Он пришел в себя сразу же. Вокруг творилось что-то неладное. Что именно было неладно, он понял далеко не сразу – под черепом у него все основательно перемешалось от удара о землю, и в течение нескольких секунд он был уверен, что уже умер или вот-вот умрет. В голове гудело, как будто она превратилась в мощный трансформатор, в ушах шипело и стреляло, перед глазами плясали какие-то голубые вспышки и снопы красных искр, и раздавались какие-то пронзительные нечеловеческие вопли. “Ого, – с привычной иронией подумал он, – а ведь я, похоже, важная персона, если в аду в честь моего прибытия устроили такой фейерверк!"

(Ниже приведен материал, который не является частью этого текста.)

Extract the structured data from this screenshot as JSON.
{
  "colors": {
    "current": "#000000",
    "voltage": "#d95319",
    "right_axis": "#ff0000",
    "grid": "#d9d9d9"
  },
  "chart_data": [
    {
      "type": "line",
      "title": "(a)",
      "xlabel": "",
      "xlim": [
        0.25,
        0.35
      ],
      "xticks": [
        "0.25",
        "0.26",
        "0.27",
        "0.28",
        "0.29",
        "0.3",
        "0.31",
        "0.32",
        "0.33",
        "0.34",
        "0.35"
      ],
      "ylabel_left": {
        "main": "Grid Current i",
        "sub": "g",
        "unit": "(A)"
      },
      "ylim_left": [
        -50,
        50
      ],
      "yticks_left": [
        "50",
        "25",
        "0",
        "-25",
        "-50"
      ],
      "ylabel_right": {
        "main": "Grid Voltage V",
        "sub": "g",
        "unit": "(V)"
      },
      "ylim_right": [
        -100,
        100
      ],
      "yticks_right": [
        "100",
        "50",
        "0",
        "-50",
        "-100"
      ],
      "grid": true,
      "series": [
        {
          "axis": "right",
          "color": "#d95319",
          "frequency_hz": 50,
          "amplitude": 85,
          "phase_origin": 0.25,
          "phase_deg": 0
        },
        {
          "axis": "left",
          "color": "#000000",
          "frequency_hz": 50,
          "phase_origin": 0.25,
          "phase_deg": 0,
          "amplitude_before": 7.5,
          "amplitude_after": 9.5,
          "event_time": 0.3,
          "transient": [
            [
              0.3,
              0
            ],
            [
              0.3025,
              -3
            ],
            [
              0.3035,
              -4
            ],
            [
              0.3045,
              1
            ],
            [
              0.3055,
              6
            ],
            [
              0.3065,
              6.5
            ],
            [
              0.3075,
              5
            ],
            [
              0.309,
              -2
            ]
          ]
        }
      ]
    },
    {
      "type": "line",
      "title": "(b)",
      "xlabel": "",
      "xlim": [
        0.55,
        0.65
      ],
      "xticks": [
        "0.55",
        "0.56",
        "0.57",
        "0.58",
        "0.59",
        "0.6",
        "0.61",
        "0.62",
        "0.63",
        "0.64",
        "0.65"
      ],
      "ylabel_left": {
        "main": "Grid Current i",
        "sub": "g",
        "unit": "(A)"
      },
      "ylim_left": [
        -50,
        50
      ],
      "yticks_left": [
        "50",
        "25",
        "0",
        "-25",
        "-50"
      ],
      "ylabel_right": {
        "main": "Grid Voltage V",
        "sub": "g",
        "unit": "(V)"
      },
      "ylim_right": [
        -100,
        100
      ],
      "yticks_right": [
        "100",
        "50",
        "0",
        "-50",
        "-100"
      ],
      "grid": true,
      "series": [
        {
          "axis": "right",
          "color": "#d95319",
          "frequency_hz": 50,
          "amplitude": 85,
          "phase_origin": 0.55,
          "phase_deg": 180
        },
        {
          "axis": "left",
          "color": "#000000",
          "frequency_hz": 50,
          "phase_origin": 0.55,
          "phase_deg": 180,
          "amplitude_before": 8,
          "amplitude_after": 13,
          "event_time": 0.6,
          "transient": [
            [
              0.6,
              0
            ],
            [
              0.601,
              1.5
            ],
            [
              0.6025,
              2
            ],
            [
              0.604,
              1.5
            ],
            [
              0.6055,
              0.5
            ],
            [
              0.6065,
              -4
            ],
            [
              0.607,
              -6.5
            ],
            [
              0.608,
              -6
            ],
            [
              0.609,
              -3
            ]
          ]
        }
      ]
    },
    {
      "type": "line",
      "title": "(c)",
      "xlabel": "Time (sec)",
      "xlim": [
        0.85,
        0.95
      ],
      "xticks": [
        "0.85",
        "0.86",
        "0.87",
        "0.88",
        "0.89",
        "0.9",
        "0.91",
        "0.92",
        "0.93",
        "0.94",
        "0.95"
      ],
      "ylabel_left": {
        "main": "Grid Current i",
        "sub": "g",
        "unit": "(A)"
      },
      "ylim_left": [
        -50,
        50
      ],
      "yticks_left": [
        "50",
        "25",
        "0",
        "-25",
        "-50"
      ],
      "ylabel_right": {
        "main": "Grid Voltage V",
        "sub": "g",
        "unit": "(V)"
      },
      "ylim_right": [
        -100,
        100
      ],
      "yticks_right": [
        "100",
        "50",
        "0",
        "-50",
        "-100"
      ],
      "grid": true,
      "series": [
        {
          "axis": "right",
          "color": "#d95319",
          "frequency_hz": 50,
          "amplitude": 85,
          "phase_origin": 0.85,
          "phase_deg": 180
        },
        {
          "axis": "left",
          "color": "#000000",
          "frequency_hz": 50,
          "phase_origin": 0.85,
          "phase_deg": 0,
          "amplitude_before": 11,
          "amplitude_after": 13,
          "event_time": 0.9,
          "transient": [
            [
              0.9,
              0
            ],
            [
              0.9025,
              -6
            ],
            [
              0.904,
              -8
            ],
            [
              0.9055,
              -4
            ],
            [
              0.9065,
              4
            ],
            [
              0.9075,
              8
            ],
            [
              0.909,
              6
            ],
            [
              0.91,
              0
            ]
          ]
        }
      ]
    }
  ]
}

Потом он окончательно пришел в себя и понял, что вовсе не стоит у гостеприимно распахнутых врат ада, а лежит на боку у подножия той самой опоры ЛЭП, с которой сверзился минуту назад. Под правой щекой у него были теплый песок и колючая трава, а на левую все время сыпались горячие искры, как будто рядом с ним работал сварочный аппарат. Как только он определился в пространстве, до него дошло, что гудение, треск, вспышки и вопли раздаются вовсе не внутри его черепа, а снаружи – точнее, сверху, оттуда, где остались Барабан со своими ножницами и все остальные члены бригады – кроме тех, ясное дело, которые работали на соседней опоре.